I’ve been thinking a lot about databases recently. During the past two years, I’ve worked in dozens of databases, helped clients move away from multiple spreadsheets to one cohesive system, moved clients into their first database system, converted clients from one system to another and helped others restructure their systems to be more usable and efficient.
As nonprofit professionals, we all know that data is at the heart of what we do. It’s the data that helps us create our fundraising plan and goals, tells us a donor’s interests, giving history and funding priorities so that we may make an appropriate ask, and at a very basic level, tracks the contact information that allows us to communicate with our constituents.
So, why does our data get so messy? Why are we missing so much valuable information? And how can we proactively put an infrastructure in place that prevents this from happening and protects the sanctity of our data? The answer is simple and two-fold.
1. Ensure staff members understand the importance of the data and how it will be used to make strategic organizational decisions.
Have you ever been asked to do something and not really understood why? Maybe you didn’t ask for an explanation or maybe you asked and weren’t really given a reason, or even worse, met with the all dreaded “because I said so”. I bet you reluctantly followed suit. Maybe you took every shortcut in the book just to get the task done quickly. We’re all guilty of asking people to do things without providing the reasoning behind the task or explaining how the information will be used. If we could just take a step back and explain the bigger picture, I bet we would find that the information we request comes back to us in a more usable, organized way.
I find there are two important topics to be covered in training staff members on a database system. The first is the obvious; we must teach the steps that accomplish a task. This is executional in nature. How do I add a new record, update a record, record a gift, etc.
The second, and arguably more important conversation is around why. Why do we track this information? How will this information be used? Why is it important to record as much information as possible?
I find that by explaining the “why” we better position ourselves for success. If I, as the person who enters the data, understand why you need certain information and how it will be used, I’m more likely to dedicate the time and effort to get you what you need in the way that you need it. I can then also begin to anticipate things you may need and to track those as well. By explaining the reasoning, you are engaging me in the process and I, in turn, will engage with the work in a more meaningful way.
2. Create a formalized set of policies and procedures around data entry.
In a perfect world, a database processes and procedures document would be as standard as an employee handbook. Each employee would be given one the day he/she began and expected to read and understand the “rules of the workplace”. I believe anyone who has ever worked in a database would agree with my past statement. The reality is, database processes and procedures are not as common as we may hope, albeit they should be.
What is a database processes and procedures document (DPPD) and why does it matter?

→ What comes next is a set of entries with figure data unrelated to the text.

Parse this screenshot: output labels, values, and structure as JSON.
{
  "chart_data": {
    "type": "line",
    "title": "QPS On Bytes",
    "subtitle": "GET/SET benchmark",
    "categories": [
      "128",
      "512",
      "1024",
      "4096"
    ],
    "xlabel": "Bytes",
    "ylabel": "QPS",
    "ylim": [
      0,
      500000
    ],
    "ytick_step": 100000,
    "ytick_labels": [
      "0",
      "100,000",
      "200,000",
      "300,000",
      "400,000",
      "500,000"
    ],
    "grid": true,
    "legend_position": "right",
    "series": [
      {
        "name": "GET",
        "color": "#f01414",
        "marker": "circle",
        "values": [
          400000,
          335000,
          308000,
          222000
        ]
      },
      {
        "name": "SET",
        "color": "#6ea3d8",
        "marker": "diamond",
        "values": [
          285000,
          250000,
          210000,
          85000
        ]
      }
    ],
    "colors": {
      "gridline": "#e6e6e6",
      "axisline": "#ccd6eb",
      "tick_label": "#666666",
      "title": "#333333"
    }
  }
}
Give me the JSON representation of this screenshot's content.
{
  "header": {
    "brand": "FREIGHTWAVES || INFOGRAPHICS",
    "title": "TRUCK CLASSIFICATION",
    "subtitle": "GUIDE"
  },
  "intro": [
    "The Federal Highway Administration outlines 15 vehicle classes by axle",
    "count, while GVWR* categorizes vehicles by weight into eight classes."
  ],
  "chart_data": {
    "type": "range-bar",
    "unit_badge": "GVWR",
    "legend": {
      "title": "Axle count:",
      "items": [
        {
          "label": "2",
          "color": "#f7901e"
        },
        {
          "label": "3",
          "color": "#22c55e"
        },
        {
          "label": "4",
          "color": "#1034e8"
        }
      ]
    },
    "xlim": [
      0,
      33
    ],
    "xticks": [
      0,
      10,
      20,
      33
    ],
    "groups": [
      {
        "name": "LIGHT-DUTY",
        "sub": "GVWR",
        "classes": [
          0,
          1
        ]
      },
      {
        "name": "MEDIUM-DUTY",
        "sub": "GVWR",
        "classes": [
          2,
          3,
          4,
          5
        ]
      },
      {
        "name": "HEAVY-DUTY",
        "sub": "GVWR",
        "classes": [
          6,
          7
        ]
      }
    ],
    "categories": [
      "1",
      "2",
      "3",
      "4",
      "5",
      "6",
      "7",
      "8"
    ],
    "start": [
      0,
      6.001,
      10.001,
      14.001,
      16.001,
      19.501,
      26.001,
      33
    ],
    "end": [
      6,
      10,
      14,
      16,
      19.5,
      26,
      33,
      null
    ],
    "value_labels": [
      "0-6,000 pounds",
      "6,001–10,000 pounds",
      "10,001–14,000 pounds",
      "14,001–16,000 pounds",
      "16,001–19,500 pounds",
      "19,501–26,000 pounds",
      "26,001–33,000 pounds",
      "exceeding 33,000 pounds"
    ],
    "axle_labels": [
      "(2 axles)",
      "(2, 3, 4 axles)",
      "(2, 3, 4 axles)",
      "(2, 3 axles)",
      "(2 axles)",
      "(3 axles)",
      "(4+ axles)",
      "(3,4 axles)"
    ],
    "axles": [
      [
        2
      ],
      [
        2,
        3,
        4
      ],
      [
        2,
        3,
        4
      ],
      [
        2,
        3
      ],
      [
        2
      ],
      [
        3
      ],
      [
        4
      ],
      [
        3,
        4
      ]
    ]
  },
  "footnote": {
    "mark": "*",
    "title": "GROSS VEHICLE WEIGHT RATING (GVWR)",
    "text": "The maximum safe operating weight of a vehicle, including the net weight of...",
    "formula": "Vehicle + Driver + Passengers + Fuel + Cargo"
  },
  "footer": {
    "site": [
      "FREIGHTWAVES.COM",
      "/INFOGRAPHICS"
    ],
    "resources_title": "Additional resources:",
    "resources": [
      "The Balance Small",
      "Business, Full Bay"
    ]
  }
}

A database processes and procedures document provides guidelines around the types of information entered into a donor database system, how, when and by whom. Think of this as “Your database for dummies”. In addition to broad and overarching guidelines, the document defines how the organization uses the different fields within the database and outlines the steps taken to enter information, providing rules around and examples of normal and one-off situations. It can be used as a training manual or orientation to the database for new staff or a reference for how to treat data in different situations. The DPPD creates expectations around data, explains its importance to the organization as well as outlines a consistent set of rules and processes. In doing so, the DPPD is the first step in helping to ensure the quality and consistency of data.
If you don’t currently have an infrastructure in place to help protect the quality and consistency of your data, I strongly encourage you to create one. You’ll be amazed at the difference it makes!